Basteranno ancora alcune ore o più verosimilmente alcuni giorni e poi in questa pazza pazza crisi di mezza estate tutto apparirà più chiaro.

Eppure, qualcosa di certo sembra essere già percepibile: l’agognato ritorno alle urne si allontana sempre più è molto dipenderà dalle parole che il presidente del Consiglio riserverà alla Camera alta del Parlamento.



Sì, perché la sorte di ogni ipotesi messa in campo dalla politica in questi ultimi giorni: conferma della fiducia a Conte, sfiducia al Governo in carica, consultazioni del Quirinale e nuovo incarico a Conte (Conte bis), governo Pd-M5s, governo di legislatura (con Pd, M5s, FI, autonomisti e centristi), governo dei tecnici (con incarico a Cottarelli), o scioglimento delle Camere con indizione di nuove elezioni, dipenderà imprescindibilmente dal tenore – e non solo dal contenuto – del discorso che il presidente Conte pronuncerà nell’aula del Senato ad una nazione assai smarrita dopo la mossa, alquanto avventurosa, del vicepremier e ministro dell’Interno Matteo Salvini.



Il premier sa che tutto dipenderà da lui e per questo nelle ultime ore i contatti con il Colle più alto sono stati frenetici. La situazione – questa la raccomandazione – impone chiarezza, fermezza, ma anche e soprattutto prudenza, capacità di mediazione e pazienza.

Di tutto ciò Conte è ampiamente consapevole, per questo non si farà prendere la mano. E, contrariamente a quanto previsto da molti, prima di salire al Quirinale e riferire al capo dello Stato, ascolterà in attento silenzio tutto il dibattito. Certo, il capo del Governo non tarderà a puntare il dito contro i responsabili di una crisi/non crisi, contro il modo istituzionalmente assai sconveniente di togliere la fiducia e contro l’incredibile decisione – primo casi in sessant’anni di repubblica – di mantenere nello stesso esecutivo sfiduciato la pattuglia dei ministri.



Una serie di destri capaci di stordire anche il migliore degli incassatori, come il leader leghista ha dimostrato di essere.

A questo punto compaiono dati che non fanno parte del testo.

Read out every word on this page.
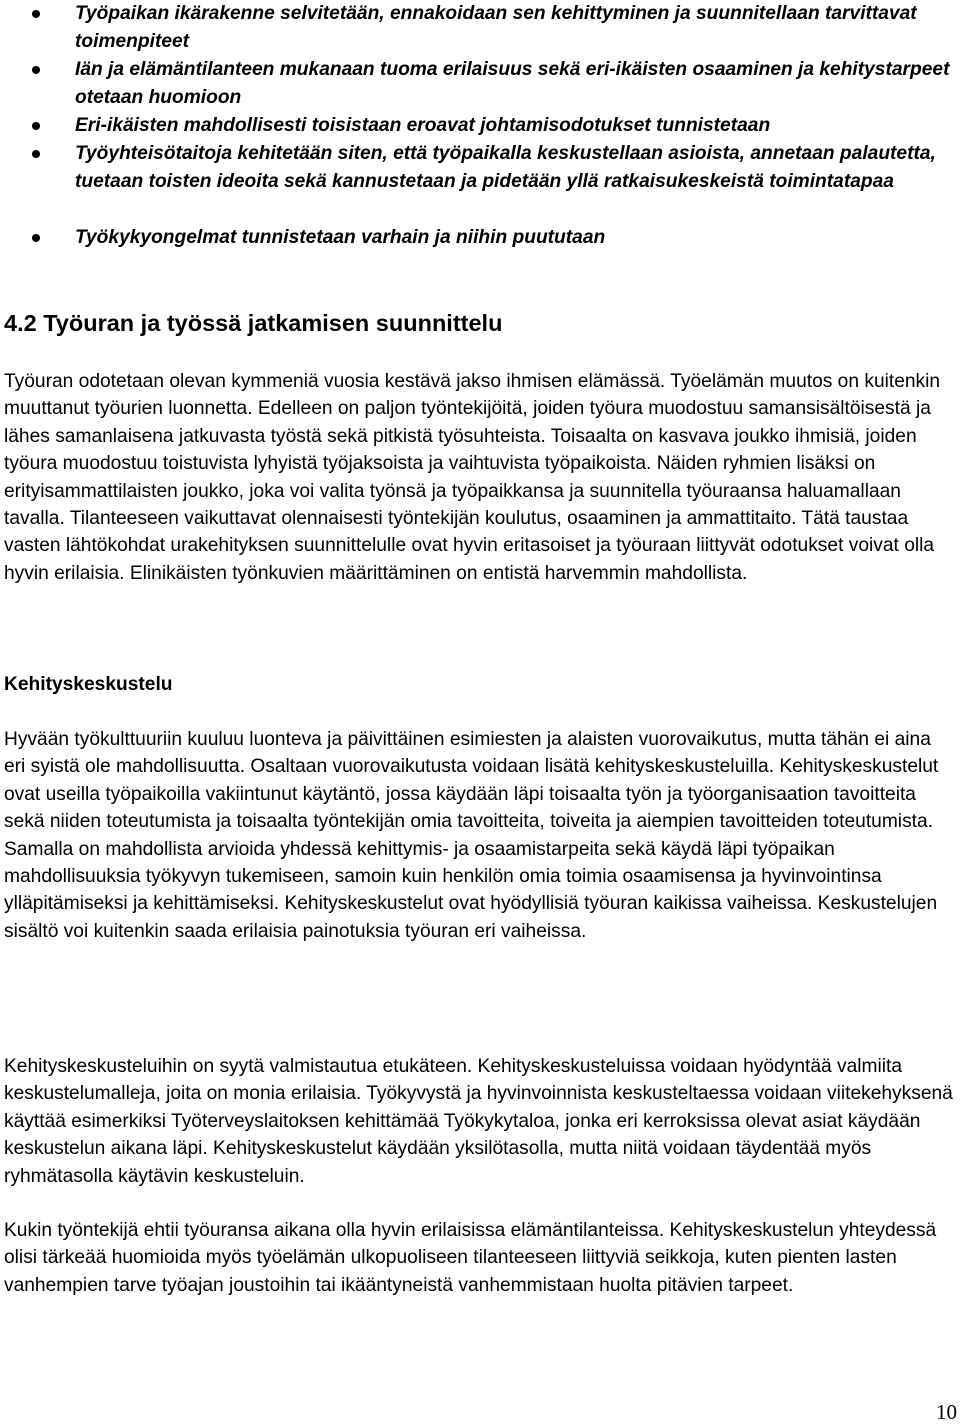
Työpaikan ikärakenne selvitetään, ennakoidaan sen kehittyminen ja suunnitellaan tarvittavat toimenpiteet
Iän ja elämäntilanteen mukanaan tuoma erilaisuus sekä eri-ikäisten osaaminen ja kehitystarpeet otetaan huomioon
Eri-ikäisten mahdollisesti toisistaan eroavat johtamisodotukset tunnistetaan
Työyhteisötaitoja kehitetään siten, että työpaikalla keskustellaan asioista, annetaan palautetta, tuetaan toisten ideoita sekä kannustetaan ja pidetään yllä ratkaisukeskeistä toimintatapaa
Työkykyongelmat tunnistetaan varhain ja niihin puututaan
4.2 Työuran ja työssä jatkamisen suunnittelu

Työuran odotetaan olevan kymmeniä vuosia kestävä jakso ihmisen elämässä. Työelämän muutos on kuitenkin muuttanut työurien luonnetta. Edelleen on paljon työntekijöitä, joiden työura muodostuu samansisältöisestä ja lähes samanlaisena jatkuvasta työstä sekä pitkistä työsuhteista. Toisaalta on kasvava joukko ihmisiä, joiden työura muodostuu toistuvista lyhyistä työjaksoista ja vaihtuvista työpaikoista. Näiden ryhmien lisäksi on erityisammattilaisten joukko, joka voi valita työnsä ja työpaikkansa ja suunnitella työuraansa haluamallaan tavalla. Tilanteeseen vaikuttavat olennaisesti työntekijän koulutus, osaaminen ja ammattitaito. Tätä taustaa vasten lähtökohdat urakehityksen suunnittelulle ovat hyvin eritasoiset ja työuraan liittyvät odotukset voivat olla hyvin erilaisia. Elinikäisten työnkuvien määrittäminen on entistä harvemmin mahdollista.

Kehityskeskustelu

Hyvään työkulttuuriin kuuluu luonteva ja päivittäinen esimiesten ja alaisten vuorovaikutus, mutta tähän ei aina eri syistä ole mahdollisuutta. Osaltaan vuorovaikutusta voidaan lisätä kehityskeskusteluilla. Kehityskeskustelut ovat useilla työpaikoilla vakiintunut käytäntö, jossa käydään läpi toisaalta työn ja työorganisaation tavoitteita sekä niiden toteutumista ja toisaalta työntekijän omia tavoitteita, toiveita ja aiempien tavoitteiden toteutumista. Samalla on mahdollista arvioida yhdessä kehittymis- ja osaamistarpeita sekä käydä läpi työpaikan mahdollisuuksia työkyvyn tukemiseen, samoin kuin henkilön omia toimia osaamisensa ja hyvinvointinsa ylläpitämiseksi ja kehittämiseksi. Kehityskeskustelut ovat hyödyllisiä työuran kaikissa vaiheissa. Keskustelujen sisältö voi kuitenkin saada erilaisia painotuksia työuran eri vaiheissa.

Kehityskeskusteluihin on syytä valmistautua etukäteen. Kehityskeskusteluissa voidaan hyödyntää valmiita keskustelumalleja, joita on monia erilaisia. Työkyvystä ja hyvinvoinnista keskusteltaessa voidaan viitekehyksenä käyttää esimerkiksi Työterveyslaitoksen kehittämää Työkykytaloa, jonka eri kerroksissa olevat asiat käydään keskustelun aikana läpi. Kehityskeskustelut käydään yksilötasolla, mutta niitä voidaan täydentää myös ryhmätasolla käytävin keskusteluin.

Kukin työntekijä ehtii työuransa aikana olla hyvin erilaisissa elämäntilanteissa. Kehityskeskustelun yhteydessä olisi tärkeää huomioida myös työelämän ulkopuoliseen tilanteeseen liittyviä seikkoja, kuten pienten lasten vanhempien tarve työajan joustoihin tai ikääntyneistä vanhemmistaan huolta pitävien tarpeet.

10
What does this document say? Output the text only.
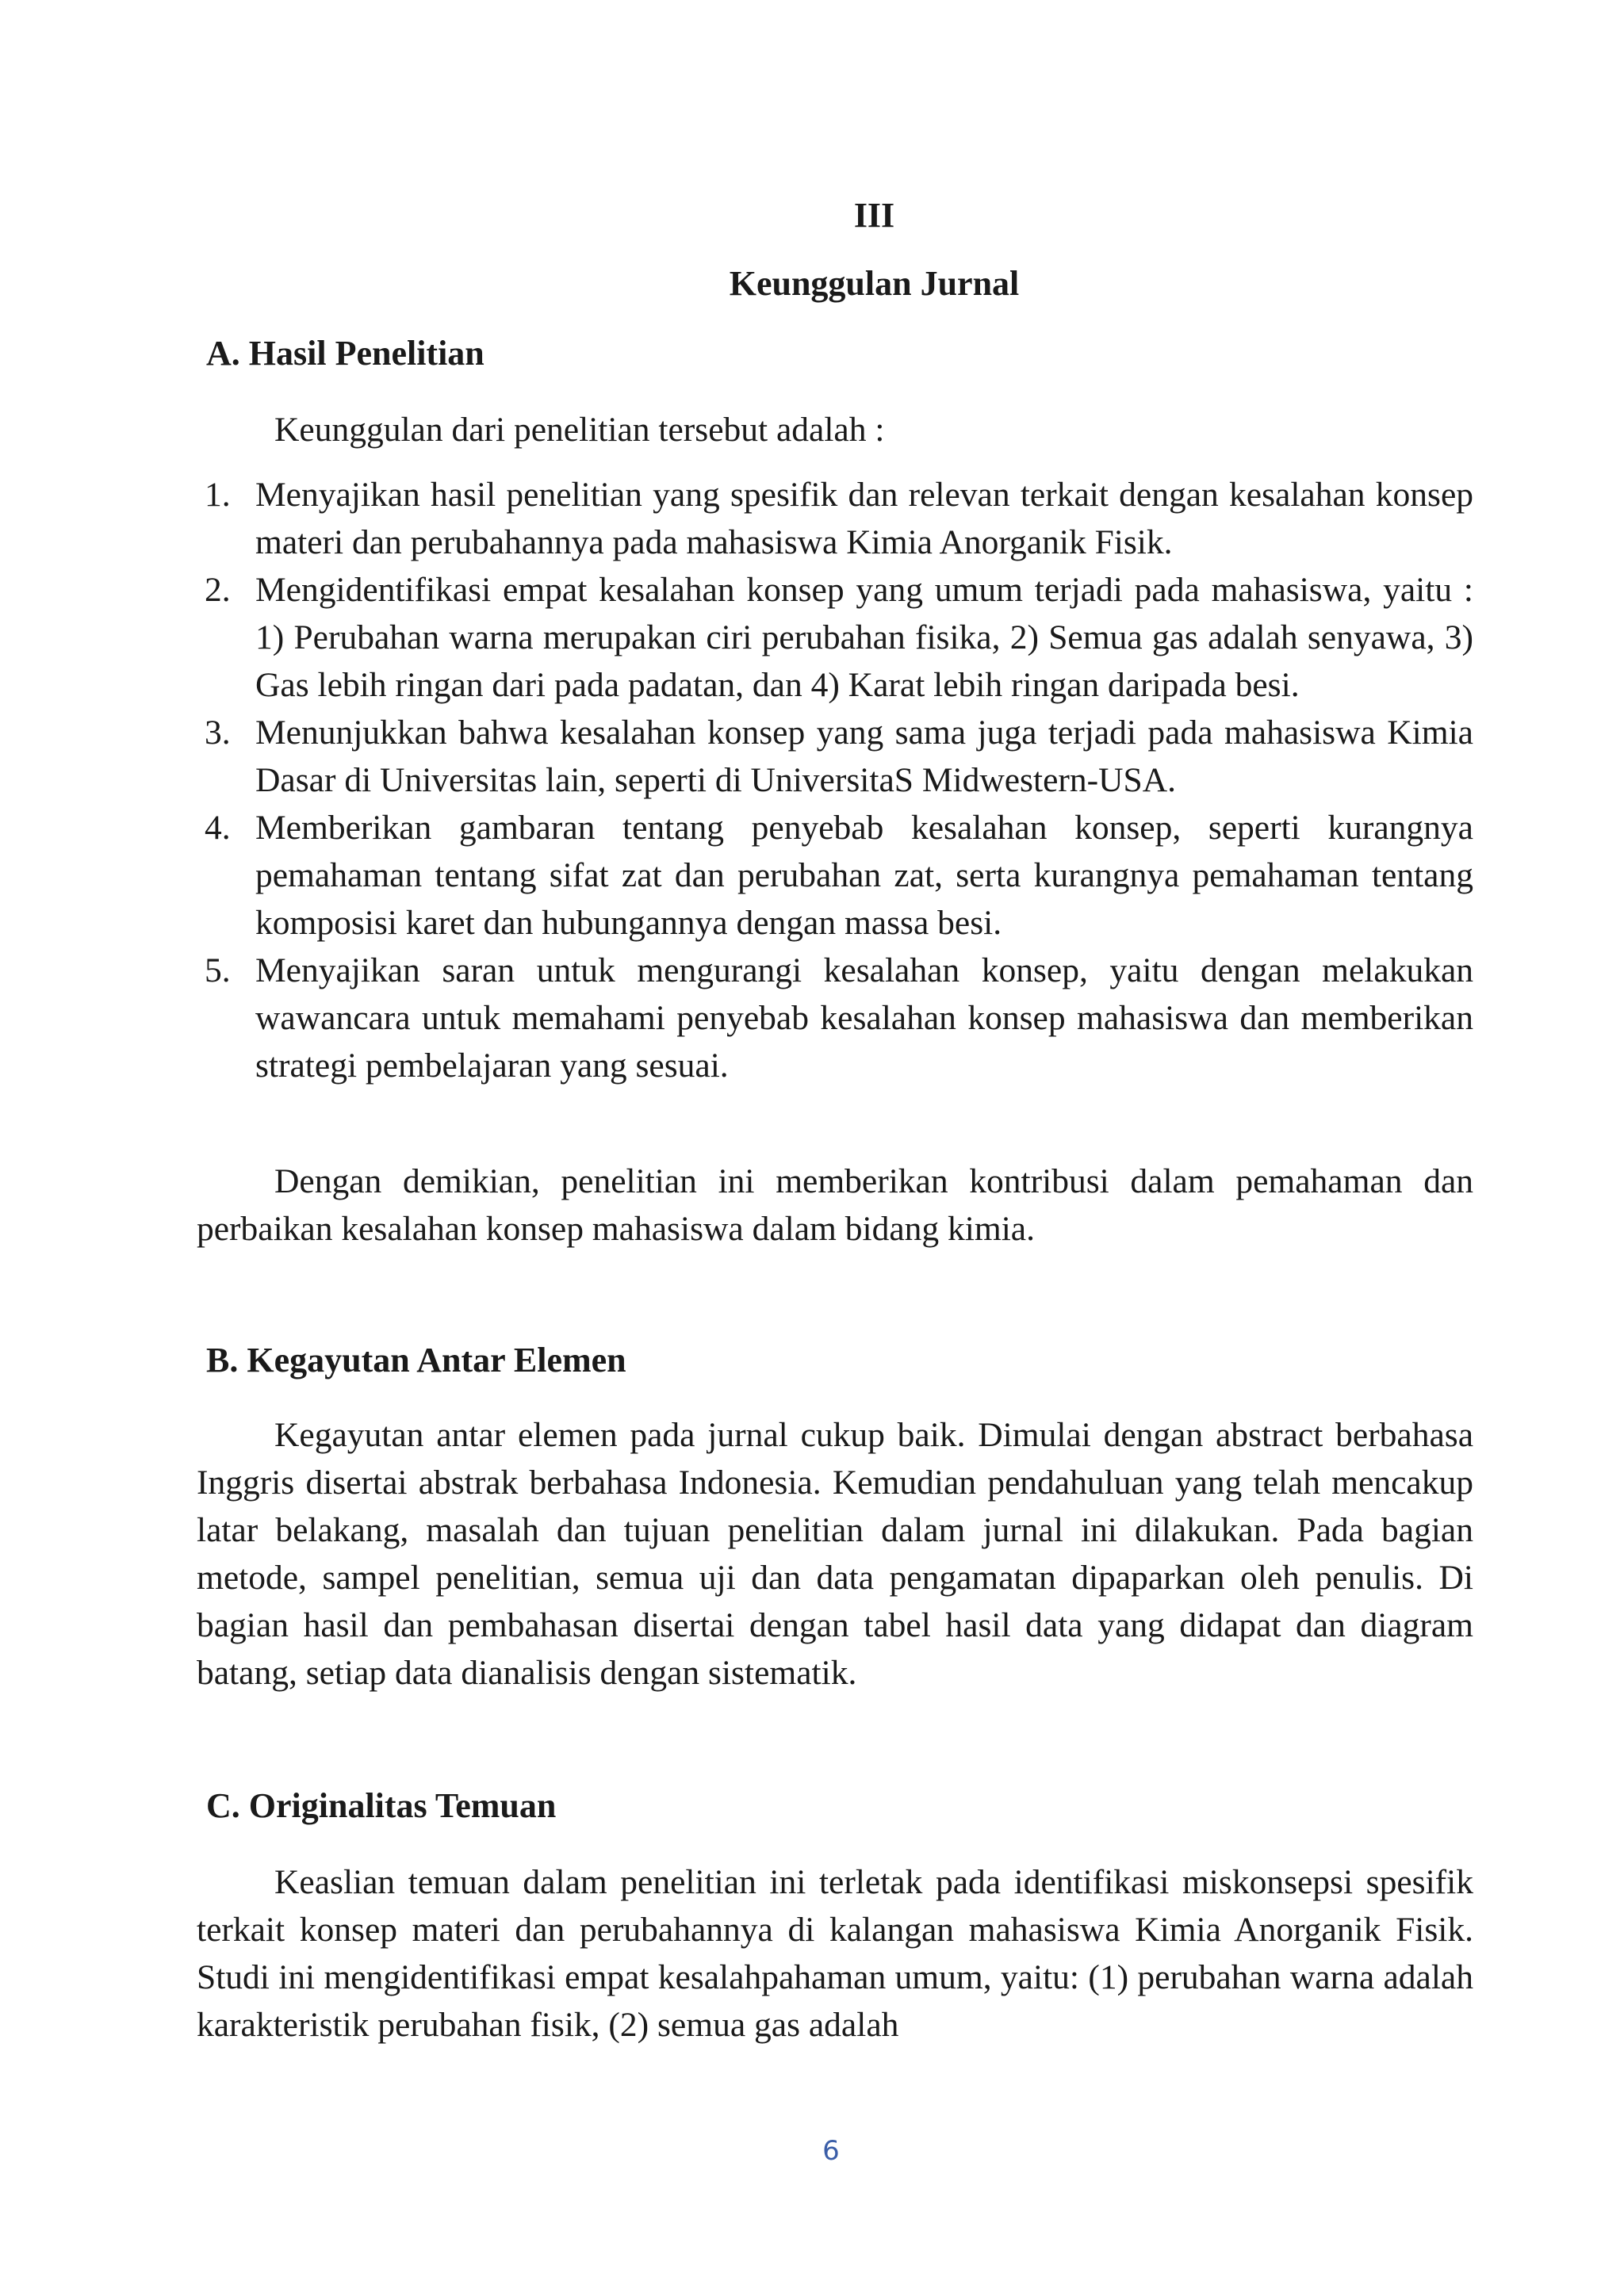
III
Keunggulan Jurnal
A. Hasil Penelitian
Keunggulan dari penelitian tersebut adalah :
1. Menyajikan hasil penelitian yang spesifik dan relevan terkait dengan kesalahan konsep materi dan perubahannya pada mahasiswa Kimia Anorganik Fisik.
2. Mengidentifikasi empat kesalahan konsep yang umum terjadi pada mahasiswa, yaitu : 1) Perubahan warna merupakan ciri perubahan fisika, 2) Semua gas adalah senyawa, 3) Gas lebih ringan dari pada padatan, dan 4) Karat lebih ringan daripada besi.
3. Menunjukkan bahwa kesalahan konsep yang sama juga terjadi pada mahasiswa Kimia Dasar di Universitas lain, seperti di UniversitaS Midwestern-USA.
4. Memberikan gambaran tentang penyebab kesalahan konsep, seperti kurangnya pemahaman tentang sifat zat dan perubahan zat, serta kurangnya pemahaman tentang komposisi karet dan hubungannya dengan massa besi.
5. Menyajikan saran untuk mengurangi kesalahan konsep, yaitu dengan melakukan wawancara untuk memahami penyebab kesalahan konsep mahasiswa dan memberikan strategi pembelajaran yang sesuai.

Dengan demikian, penelitian ini memberikan kontribusi dalam pemahaman dan perbaikan kesalahan konsep mahasiswa dalam bidang kimia.

B. Kegayutan Antar Elemen

Kegayutan antar elemen pada jurnal cukup baik. Dimulai dengan abstract berbahasa Inggris disertai abstrak berbahasa Indonesia. Kemudian pendahuluan yang telah mencakup latar belakang, masalah dan tujuan penelitian dalam jurnal ini dilakukan. Pada bagian metode, sampel penelitian, semua uji dan data pengamatan dipaparkan oleh penulis. Di bagian hasil dan pembahasan disertai dengan tabel hasil data yang didapat dan diagram batang, setiap data dianalisis dengan sistematik.

C. Originalitas Temuan

Keaslian temuan dalam penelitian ini terletak pada identifikasi miskonsepsi spesifik terkait konsep materi dan perubahannya di kalangan mahasiswa Kimia Anorganik Fisik. Studi ini mengidentifikasi empat kesalahpahaman umum, yaitu: (1) perubahan warna adalah karakteristik perubahan fisik, (2) semua gas adalah

6
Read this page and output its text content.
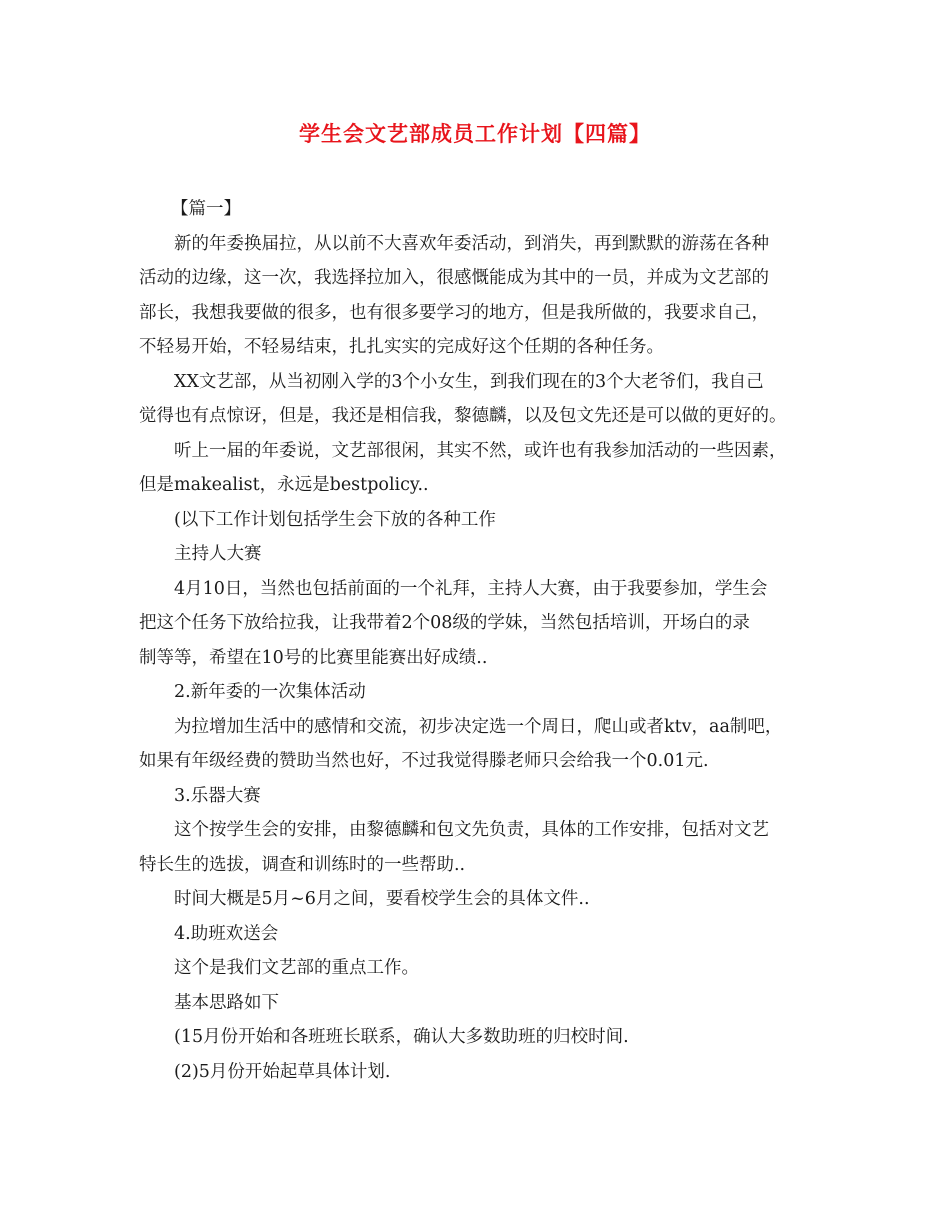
学生会文艺部成员工作计划【四篇】

【篇一】

新的年委换届拉，从以前不大喜欢年委活动，到消失，再到默默的游荡在各种

活动的边缘，这一次，我选择拉加入，很感慨能成为其中的一员，并成为文艺部的

部长，我想我要做的很多，也有很多要学习的地方，但是我所做的，我要求自己，

不轻易开始，不轻易结束，扎扎实实的完成好这个任期的各种任务。

XX文艺部，从当初刚入学的3个小女生，到我们现在的3个大老爷们，我自己

觉得也有点惊讶，但是，我还是相信我，黎德麟，以及包文先还是可以做的更好的。

听上一届的年委说，文艺部很闲，其实不然，或许也有我参加活动的一些因素，

但是makealist，永远是bestpolicy..

(以下工作计划包括学生会下放的各种工作

主持人大赛

4月10日，当然也包括前面的一个礼拜，主持人大赛，由于我要参加，学生会

把这个任务下放给拉我，让我带着2个08级的学妹，当然包括培训，开场白的录

制等等，希望在10号的比赛里能赛出好成绩..

2.新年委的一次集体活动

为拉增加生活中的感情和交流，初步决定选一个周日，爬山或者ktv，aa制吧，

如果有年级经费的赞助当然也好，不过我觉得滕老师只会给我一个0.01元.

3.乐器大赛

这个按学生会的安排，由黎德麟和包文先负责，具体的工作安排，包括对文艺

特长生的选拔，调查和训练时的一些帮助..

时间大概是5月~6月之间，要看校学生会的具体文件..

4.助班欢送会

这个是我们文艺部的重点工作。

基本思路如下

(15月份开始和各班班长联系，确认大多数助班的归校时间.

(2)5月份开始起草具体计划.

Ma sarà a questo punto, con l’avversario al tappeto, che il premier, da galantuomo politico, non assesterà il colpo del KO, bensì lascerà la porta aperta: sia ad un possibile ripensamento, sia – qualora la marcia indietro non arrivasse – ad una soluzione istituzionale di legislatura.

E la chiave sarà una soltanto: un nuovo programma di legislatura che Conte presenterà (al termine della sua comunicazione) al Parlamento e sul quale chiederà un confronto pubblico e trasparente di fronte alla nazione.

Un modo per mettere con le spalle al muro un indebolito Matteo Salvini ma anche, sul fronte opposto, le varie anime del Pd e la stessa FI.

Sarà la nuova agenda che Giuseppe Conte presenterà al Senato il vero banco di prova per tutti: per il leader leghista, che non può permettersi un nuovo drammatico sbaglio politico, per non rischiare di perdere – in un amen – poltrona e partito, ma anche per gli stessi grillini, che non potranno sbilanciarsi molto (né in favore della Lega, né in favore del Pd) per non rischiare di mandare in fumo ogni possibilità di governo ed aprire la strada a elezioni per loro infauste.

Chissà che due debolezze, alla fine, non facciano la fortuna del primo travagliatissimo governo Conte.